The Court cannot ignore the lofty purposes of NEPA and its action-forcing requirements that environmental values be taken into account by all Federal agencies at every discrete stage of the decision-making process. See, e.g., Calvert Cliffs' Coordinating Committee, Inc. v. AEC, 146 U.S.App.D.C. 33, 449 F.2d 1109 (1971). The agencies must conduct an environmental cost-benefit analysis of any proposed project, Arlington Coalition on Transportation v. Volpe, 458 F.2d 1323, 1332 (4th Cir.), cert. denied sub nom. Fugate v. Arlington Coalition on Transportation, 409 U.S. 1000, 93 S. Ct. 312, 34 L. Ed. 2d 261 (1972), and consider possible "alternative" courses of action. Natural Resources Defense Council, Inc. v. Morton, 148 U.S.App.D.C. 5, 458 F.2d 827 (1972).
In view of NEPA's mandate, then, and the fact that no environmental impact statement was prepared by the federal defendants for the then-proposed "Agreement and Land Exchange," the Court concludes that a remand to the Secretary of the Interior "for further consideration of the environmental issue within the framework of NEPA" is appropriate.

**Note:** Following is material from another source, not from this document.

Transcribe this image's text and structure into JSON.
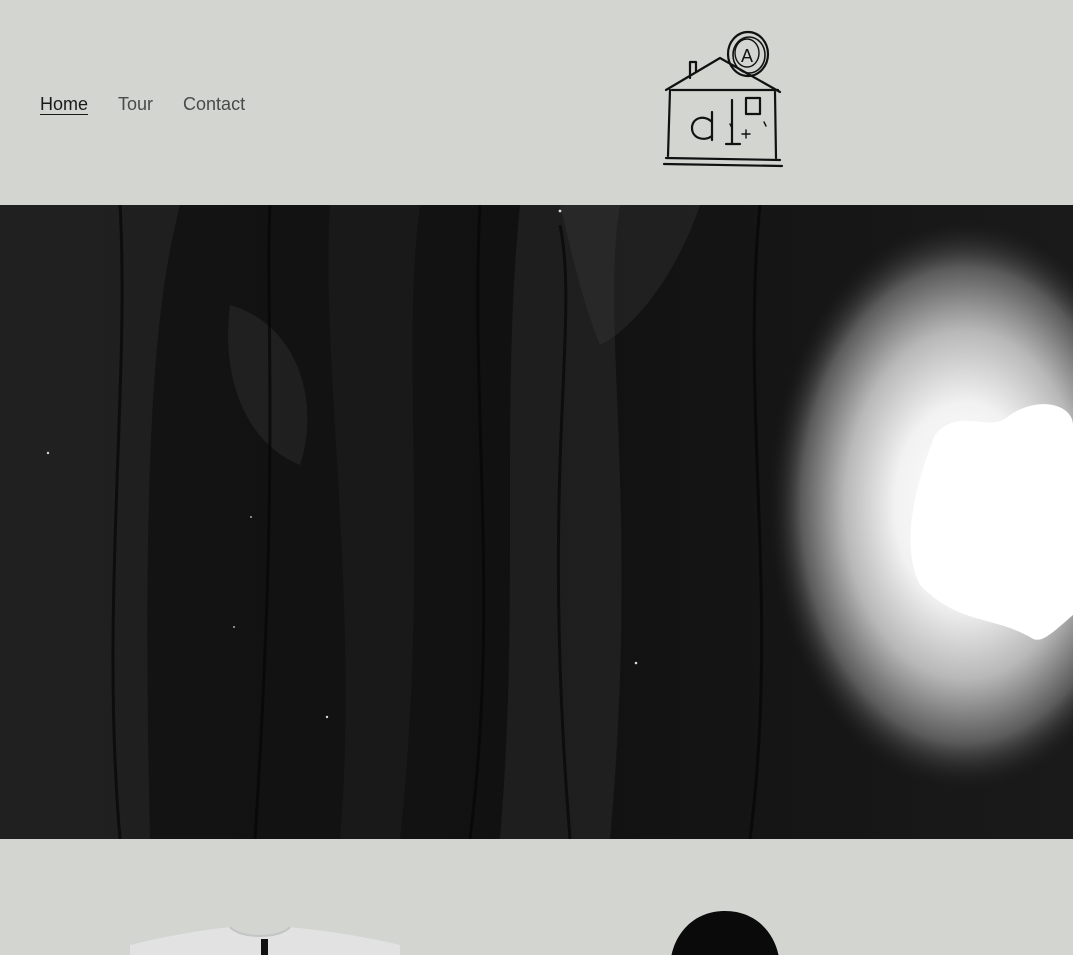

Arizona Public Service Co. v. FPC, 157 U.S.App.D.C. 272, 280, 483 F.2d 1275, 1283 (1973).
Accordingly, it is this 13th day of September, 1974,
Ordered and adjudged
1. That Count I of plaintiff's complaint is hereby dismissed with prejudice as barred by the doctrine of res judicata ;
2. That summary judgment is granted to the defendants as to Count II;
3. That Counts IV and V are hereby dismissed with prejudice for failure to state a cause of action;
4. That for purposes of ultimate disposition of Count III hereof, the cause is hereby remanded to the Secretary of the Interior for a statement by him of the reasons why, in his opinion, it was unnecessary to file an impact statement, such statement of reasons to be filed with the Clerk of the Court and served upon the plaintiff within 30 days of the date of this Order, and any objections or exceptions thereto by the plaintiff to be filed with the Clerk of the Court and served upon the Secretary of the Interior within 14 days thereafter.